Öğrencinin ‘normalleşmesi’
Kocaeli Üniversitesi öğretim elemanlarının yayımladıkları açıklama, tutuklama gerekçelerinin vahim olduğunu hatırlatıyor. Artık siyasetçiler, sendikacılar, yerel yöneticilerle sınırlı olmayan, kitlesel olarak öğrencileri de sınırları içine alan bir baskı ve yıldırma operasyonu tüm hızıyla devam ediyor. İsteyen buna Orwell’dan ilham alarak ‘Büyük Birader Rejimi’ desin, isteyen bunu iktidarın terör örgütü bağı kurarak makbul görmediği muhalefeti yıldırma, sürekli olağanüstü durum yaratma politikası olarak tanımlasın, ortada yurttaşlık haklarını ve hukuku askıya alan kabul edilemez bir durum var.
AKP hükümetinin bu politikasının üniversite gençliğini iktidar uyumlu kılma amacının bir aracı olduğunu görebiliyoruz.
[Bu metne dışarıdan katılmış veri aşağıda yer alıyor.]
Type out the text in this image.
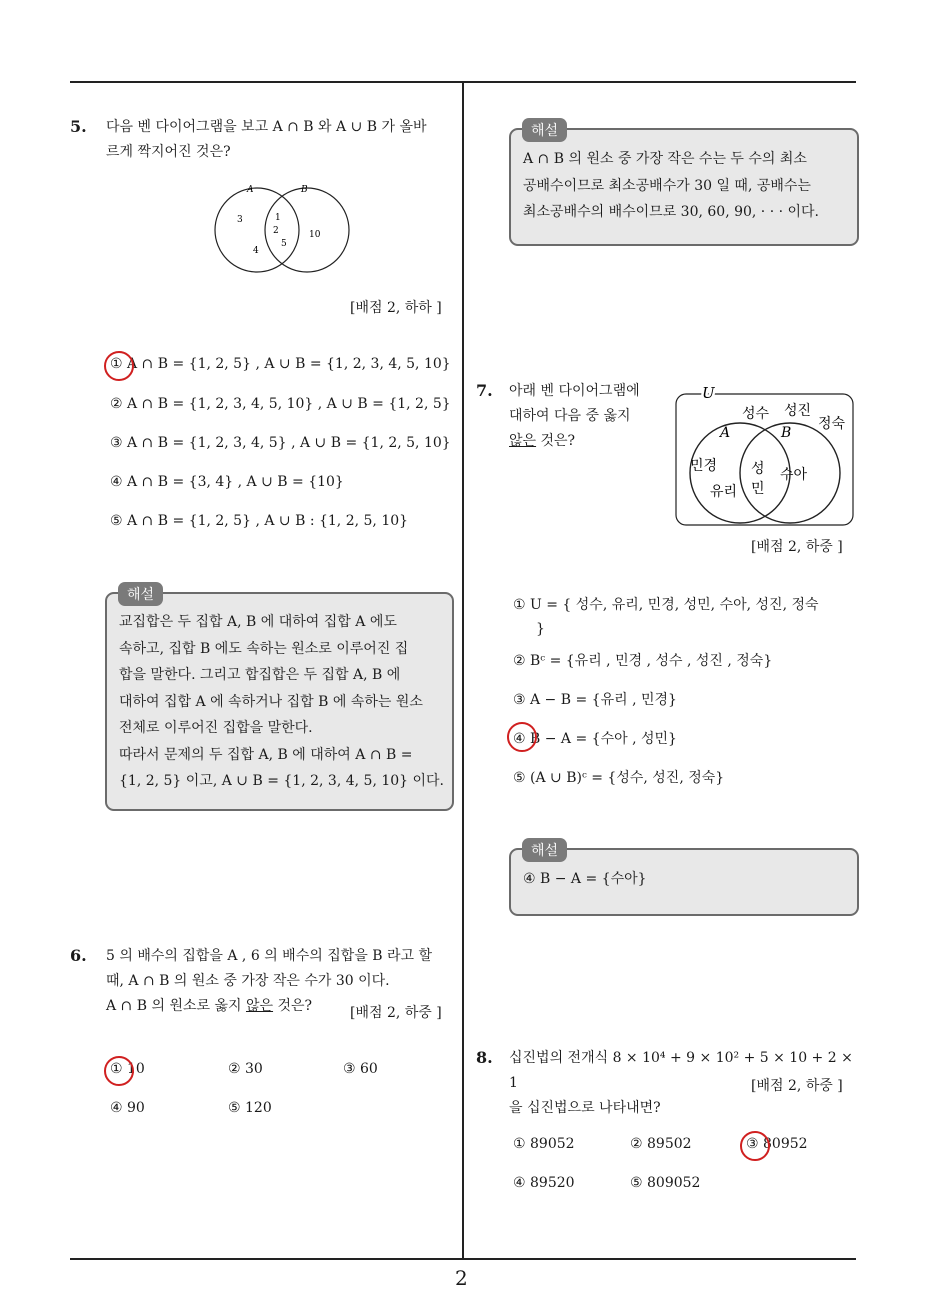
2
5. 다음 벤 다이어그램을 보고 A ∩ B 와 A ∪ B 가 올바
르게 짝지어진 것은?
A	B
3
4
1
2
5
10
[배점 2, 하하 ]
① A ∩ B = {1, 2, 5} , A ∪ B = {1, 2, 3, 4, 5, 10}
② A ∩ B = {1, 2, 3, 4, 5, 10} , A ∪ B = {1, 2, 5}
③ A ∩ B = {1, 2, 3, 4, 5} , A ∪ B = {1, 2, 5, 10}
④ A ∩ B = {3, 4} , A ∪ B = {10}
⑤ A ∩ B = {1, 2, 5} , A ∪ B : {1, 2, 5, 10}
해설
교집합은 두 집합 A, B 에 대하여 집합 A 에도
속하고, 집합 B 에도 속하는 원소로 이루어진 집
합을 말한다. 그리고 합집합은 두 집합 A, B 에
대하여 집합 A 에 속하거나 집합 B 에 속하는 원소
전체로 이루어진 집합을 말한다.
따라서 문제의 두 집합 A, B 에 대하여 A ∩ B =
{1, 2, 5} 이고, A ∪ B = {1, 2, 3, 4, 5, 10} 이다.
6. 5 의 배수의 집합을 A , 6 의 배수의 집합을 B 라고 할
때, A ∩ B 의 원소 중 가장 작은 수가 30 이다.
A ∩ B 의 원소로 옳지 않은 것은?	[배점 2, 하중 ]
① 10	② 30	③ 60
④ 90	⑤ 120
해설
A ∩ B 의 원소 중 가장 작은 수는 두 수의 최소
공배수이므로 최소공배수가 30 일 때, 공배수는
최소공배수의 배수이므로 30, 60, 90, · · · 이다.
7. 아래 벤 다이어그램에
대하여 다음 중 옳지
않은 것은?
U
A	B
성수 성진
정숙
민경
유리
성
민
수아
[배점 2, 하중 ]
① U = { 성수, 유리, 민경, 성민, 수아, 성진, 정숙
}
② Bᶜ = {유리 , 민경 , 성수 , 성진 , 정숙}
③ A − B = {유리 , 민경}
④ B − A = {수아 , 성민}
⑤ (A ∪ B)ᶜ = {성수, 성진, 정숙}
해설
④ B − A = {수아}
8. 십진법의 전개식 8 × 10⁴ + 9 × 10² + 5 × 10 + 2 × 1
을 십진법으로 나타내면?
[배점 2, 하중 ]
① 89052	② 89502	③ 80952
④ 89520	⑤ 809052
Üniversitelerin normalleştirilmesinden sonra sıranın öğrencilerin normalleştirilmesine gelmesi eşyanın tabiatına uygun. YÖK, aynı YÖK. Üniversite yönetim yapısı aynı. “Şimdi sıra bizde” diye tepinen öğretim elemanı kalabalığı da. 12 Eylül rejiminin zarfı bile değiştirilmeden, mazrufu aynen uygulanıyor. DGM’ler kalktı ama bugün yeni DGM’ler işbaşında. Eski, yeninin içinde tüm canlılığıyla yaşıyor. Muhafazakâr demokratın demokrat yaldızı düşünce, ortaya 12 Eylül devletinin polisi ve yargısı, gençliği en büyük tehdit olarak gören 12 Mart zihniyeti çıkıyor.
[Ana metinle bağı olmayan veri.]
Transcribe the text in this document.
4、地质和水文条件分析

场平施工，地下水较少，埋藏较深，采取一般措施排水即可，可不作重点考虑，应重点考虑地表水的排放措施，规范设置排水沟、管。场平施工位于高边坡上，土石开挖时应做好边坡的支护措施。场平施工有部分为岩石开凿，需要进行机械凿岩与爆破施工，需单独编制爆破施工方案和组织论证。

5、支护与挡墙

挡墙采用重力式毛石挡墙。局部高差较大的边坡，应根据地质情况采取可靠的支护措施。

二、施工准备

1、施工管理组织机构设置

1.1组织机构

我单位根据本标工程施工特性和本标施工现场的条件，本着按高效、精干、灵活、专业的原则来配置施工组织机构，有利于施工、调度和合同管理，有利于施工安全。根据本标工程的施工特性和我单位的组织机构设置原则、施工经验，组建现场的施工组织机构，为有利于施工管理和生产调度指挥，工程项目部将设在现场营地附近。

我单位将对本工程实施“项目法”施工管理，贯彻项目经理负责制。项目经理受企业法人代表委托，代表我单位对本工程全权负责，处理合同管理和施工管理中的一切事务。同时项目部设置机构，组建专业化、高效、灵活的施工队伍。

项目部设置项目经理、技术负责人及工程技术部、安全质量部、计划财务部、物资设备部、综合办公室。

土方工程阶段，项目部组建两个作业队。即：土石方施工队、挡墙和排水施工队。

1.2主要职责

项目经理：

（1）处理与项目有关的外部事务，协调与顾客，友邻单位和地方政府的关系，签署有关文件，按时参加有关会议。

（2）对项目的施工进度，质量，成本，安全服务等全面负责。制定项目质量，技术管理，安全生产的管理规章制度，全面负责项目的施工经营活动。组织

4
“Yeni anayasa sonrası bu sorunlar çözülecek, biraz bekleyelim” diyenler, “amacımıza ulaşmamıza az kaldı, aman gevşemeyin” diyenlere çanak tutmakla kalmıyorlar. Fiili olağanüstü durumu meşrulaştırıyorlar. Halbuki anayasa değişikliğini beklemeden, bugün ve hemen ceza yasalarının birkaç maddesinde yapılacak değişikliklerle AİHM yargıcı Işıl Karakaş’ın işaret ettiği vahim hak ihlallerinin önemli bir kısmına son vermek mümkün.
Bugün Türkiye’de, bu parlamenter çoğunlukla TCK, TMK ve CMK’nın birkaç maddesinde acilen değişiklik yapmamanın yegâne nedeni olabilir: Bugünkü durumdan memnun olmak! Nitekim bu konuda Başbakan bir rahatsızlık emaresi göstermiyor.